Am 30. Juni 2018 wurde ein Haus am Muffeter Weg 5 in Aachen besetzt. Seitdem haben wir, die Besetzer*Innen, Nachbar*Innen und Unterstützer*Innen, bewiesen, dass wir das Haus und den dazugehörigen Garten besser nutzen können als der Bau- und Liegenschaftsbetrieb NRW, der das Haus seit Jahren einfach leer stehen lässt. Wie der BLB den Aachener Nachrichten gegenüber geäußert hat, hat er keine weiteren Pläne für das Gelände. Wir schon.
In der letzten Woche hat sich in und um das Haus viel entwickelt. Es wurde gebaut, gebastelt, gegärtnert, eingeräumt, dekoriert, geputzt. Im Haus gibt es jetzt eine gemeinsame Küche, Schlafräume, eine Sonnenterrasse und ein großes Wohnzimmer. Der Garten ist wieder begehbar, es gibt Hängematten, Beete und ein selbstgebautes Kompostklo. Auch die Gewächshäuser sind teilweise schon wieder nutzbar. Vor dem Haus steht ein Foodsharing-Verteiler, in dem containertes oder anderes Essen geteilt werden kann.
All das wurde selbstorganisiert auf die Beine gestellt, es gab weder einen Masterplan noch irgendwelche “Chefs”. Es war total beeindruckend zu sehen, wie viele Leute hier einfach hinkamen, sich eingebracht haben mit ihren Ideen, ihrer Initiative, ihrem Wissen. Spontan haben sich an allen Ecken Grüppchen gefunden, die ihre Projekte umgesetzt haben und alle haben auf ihre Art dazu beigetragen, den Raum zu gestalten. Und zwar ohne Hierarchien und Anleitung von oben.
An dieser Stelle geht ein fettes Dankeschön an alle, die mitgemacht haben, an alle, die Materialien vorbeigebracht haben, Möbel gespendet, gekocht, aufgeräumt oder die Besetzung sonstwie unterstützt haben.
Schön war auch, wie schnell und vielfältig das Programm für die Woche gefüllt wurde. Es gab beispielsweise Workshops zu Technologiekritik, Gebärdensprache, Gärtnerei, Graffiti, Gender, Arbeitnehmer*Innenrechten, … Außerdem haben wir Filmabende veranstaltet, gemeinsam musiziert, diskutiert, gekocht, Kaffee getrunken und neue Leute kennengelernt. All das kostenlos und offen für Alle.

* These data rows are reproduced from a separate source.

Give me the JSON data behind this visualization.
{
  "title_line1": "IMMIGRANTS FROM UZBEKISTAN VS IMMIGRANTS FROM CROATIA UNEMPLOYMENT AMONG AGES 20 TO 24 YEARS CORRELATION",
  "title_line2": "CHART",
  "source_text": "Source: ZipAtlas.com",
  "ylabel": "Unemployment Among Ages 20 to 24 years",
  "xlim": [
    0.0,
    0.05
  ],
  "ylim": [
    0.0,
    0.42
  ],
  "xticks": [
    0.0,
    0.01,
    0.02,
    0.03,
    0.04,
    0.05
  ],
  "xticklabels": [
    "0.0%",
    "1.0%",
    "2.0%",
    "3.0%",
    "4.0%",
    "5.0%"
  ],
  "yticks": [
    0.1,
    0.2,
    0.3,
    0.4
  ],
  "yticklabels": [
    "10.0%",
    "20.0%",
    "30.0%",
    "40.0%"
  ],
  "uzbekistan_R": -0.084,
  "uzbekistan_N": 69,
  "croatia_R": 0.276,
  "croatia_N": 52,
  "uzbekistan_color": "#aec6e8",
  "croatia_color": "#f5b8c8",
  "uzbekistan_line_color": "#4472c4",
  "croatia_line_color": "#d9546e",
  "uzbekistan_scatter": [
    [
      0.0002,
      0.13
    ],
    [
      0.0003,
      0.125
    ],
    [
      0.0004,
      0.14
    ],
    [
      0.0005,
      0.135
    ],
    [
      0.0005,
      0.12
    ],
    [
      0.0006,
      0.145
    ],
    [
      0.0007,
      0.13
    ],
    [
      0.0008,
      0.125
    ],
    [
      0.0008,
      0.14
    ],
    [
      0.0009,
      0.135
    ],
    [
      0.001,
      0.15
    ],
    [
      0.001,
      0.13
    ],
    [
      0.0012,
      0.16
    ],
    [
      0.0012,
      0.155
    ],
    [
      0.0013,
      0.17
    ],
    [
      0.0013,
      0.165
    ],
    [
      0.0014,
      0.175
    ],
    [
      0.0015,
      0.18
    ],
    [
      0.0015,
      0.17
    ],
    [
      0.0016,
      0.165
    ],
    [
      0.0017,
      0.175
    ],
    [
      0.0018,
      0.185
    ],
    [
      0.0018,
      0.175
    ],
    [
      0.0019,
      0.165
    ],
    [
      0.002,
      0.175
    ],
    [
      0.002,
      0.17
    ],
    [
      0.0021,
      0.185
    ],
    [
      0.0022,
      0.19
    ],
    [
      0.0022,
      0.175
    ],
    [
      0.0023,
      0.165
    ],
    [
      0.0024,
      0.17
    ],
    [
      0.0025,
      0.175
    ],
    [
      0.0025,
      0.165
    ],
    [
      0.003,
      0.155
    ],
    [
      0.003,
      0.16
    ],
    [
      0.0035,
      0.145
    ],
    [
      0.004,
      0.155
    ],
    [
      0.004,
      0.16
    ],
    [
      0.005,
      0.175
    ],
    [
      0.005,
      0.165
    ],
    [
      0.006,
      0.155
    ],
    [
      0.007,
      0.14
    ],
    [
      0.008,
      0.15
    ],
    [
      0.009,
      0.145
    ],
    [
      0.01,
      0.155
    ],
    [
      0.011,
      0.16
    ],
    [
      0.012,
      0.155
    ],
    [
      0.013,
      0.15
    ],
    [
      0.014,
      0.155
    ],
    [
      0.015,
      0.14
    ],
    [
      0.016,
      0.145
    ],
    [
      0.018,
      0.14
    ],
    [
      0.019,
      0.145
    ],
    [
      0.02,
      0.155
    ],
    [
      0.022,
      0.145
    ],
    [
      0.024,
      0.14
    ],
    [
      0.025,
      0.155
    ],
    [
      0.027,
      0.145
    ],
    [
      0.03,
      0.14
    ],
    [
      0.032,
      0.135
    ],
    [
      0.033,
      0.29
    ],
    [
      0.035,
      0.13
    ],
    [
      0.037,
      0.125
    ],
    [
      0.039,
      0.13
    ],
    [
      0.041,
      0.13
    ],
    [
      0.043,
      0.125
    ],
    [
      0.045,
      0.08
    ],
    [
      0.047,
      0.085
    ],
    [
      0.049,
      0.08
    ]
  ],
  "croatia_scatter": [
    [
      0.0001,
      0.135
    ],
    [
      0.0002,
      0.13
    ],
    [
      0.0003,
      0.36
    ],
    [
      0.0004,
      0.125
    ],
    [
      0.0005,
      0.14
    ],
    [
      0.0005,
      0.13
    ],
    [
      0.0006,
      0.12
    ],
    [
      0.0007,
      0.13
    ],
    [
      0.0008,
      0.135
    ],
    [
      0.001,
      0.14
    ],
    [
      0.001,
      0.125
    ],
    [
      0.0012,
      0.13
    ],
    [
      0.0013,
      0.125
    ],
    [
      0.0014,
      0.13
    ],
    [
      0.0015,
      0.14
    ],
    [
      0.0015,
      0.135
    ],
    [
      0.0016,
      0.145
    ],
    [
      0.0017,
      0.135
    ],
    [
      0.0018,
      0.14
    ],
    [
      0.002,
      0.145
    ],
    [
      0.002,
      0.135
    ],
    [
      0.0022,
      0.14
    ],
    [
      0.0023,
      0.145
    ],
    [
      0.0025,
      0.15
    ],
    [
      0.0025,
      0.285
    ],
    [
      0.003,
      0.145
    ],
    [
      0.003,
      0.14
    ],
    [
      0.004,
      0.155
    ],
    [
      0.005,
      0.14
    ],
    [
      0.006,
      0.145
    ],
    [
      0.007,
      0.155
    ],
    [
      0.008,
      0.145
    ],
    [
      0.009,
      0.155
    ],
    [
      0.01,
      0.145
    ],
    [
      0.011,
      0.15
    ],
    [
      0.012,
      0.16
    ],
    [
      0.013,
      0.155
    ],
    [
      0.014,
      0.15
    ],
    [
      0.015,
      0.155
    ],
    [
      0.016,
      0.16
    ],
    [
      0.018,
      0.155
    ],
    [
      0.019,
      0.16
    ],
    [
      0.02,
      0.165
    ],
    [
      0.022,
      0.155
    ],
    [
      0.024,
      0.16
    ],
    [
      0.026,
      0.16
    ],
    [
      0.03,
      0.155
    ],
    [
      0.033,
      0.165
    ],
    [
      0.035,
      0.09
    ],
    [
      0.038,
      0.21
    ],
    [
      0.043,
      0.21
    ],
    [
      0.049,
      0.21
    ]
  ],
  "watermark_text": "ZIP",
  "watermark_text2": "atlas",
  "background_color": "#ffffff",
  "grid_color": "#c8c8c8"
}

Was wir diese Woche gesehen haben, das Engagement der Menschen im Haus, die vielen positiven Reaktionen und praktischen Hilfsangebote von Nachbar*Innen und anderen Menschen, lässt keine Zweifel daran, dass dieses Projekt weitergehen muss. Wie genau, das ist die Sache aller, die hier weiter mitgestalten wollen, aber es gibt schon viele Ideen. Im Gemeinschaftsgarten sind noch einige Beete unbepflanzt, das Gewächshaus muss renoviert und eine Gemeinschaftswerkstatt eingerichtet werden. Es könnte ausserdem Raum geben für eine offen zugängliche Bibliothek, ein Nachbarschaftscafé und vieles mehr.

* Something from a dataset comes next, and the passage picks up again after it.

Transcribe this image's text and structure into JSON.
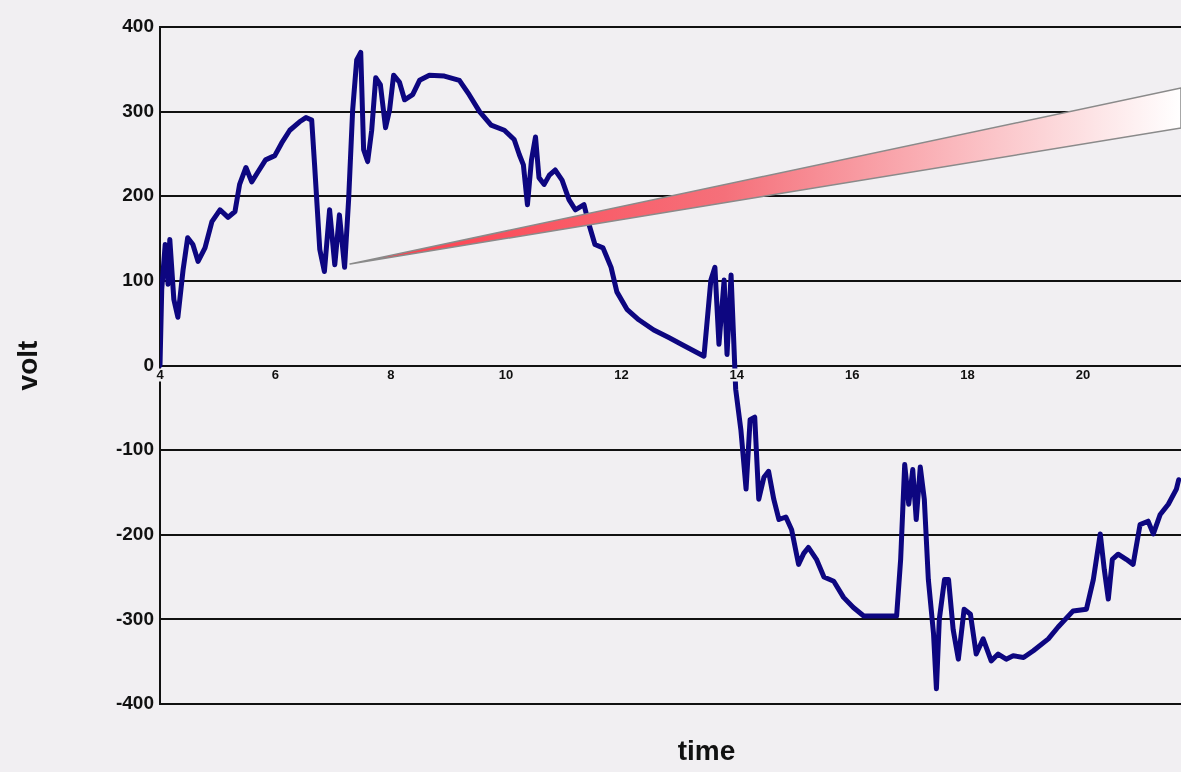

In einer Gesellschaft, in der alle immer mehr alleine mit ihren Problemen dastehen, in der Menschen zunehmend anonym aneinander vorbei leben, brauchen wir Orte wie diesen. Räume, an denen wir der Vereinzelung etwas entgegen setzen können. Und wir brauchen mehr davon. Deswegen rufen wir dazu auf, in Aachen oder sonstwo, die Aktionsform zu kopieren und sich die Räume, die gebraucht werden, einfach zu nehmen und zu gestalten.
Was die Muffi angeht, so werden wohl die nächsten Tage spannend werden. Wenn der BLB sich entscheidet, uns rausschmeißen zu lassen, rufen wir zu Aktionen der Solidarität auf. Und nur zur Erinnerung: Die Muffi ist nicht das einzige Haus, das leer steht. Was immer kommt; es fühlt sich wie ein Anfang an, nicht wie das Ende.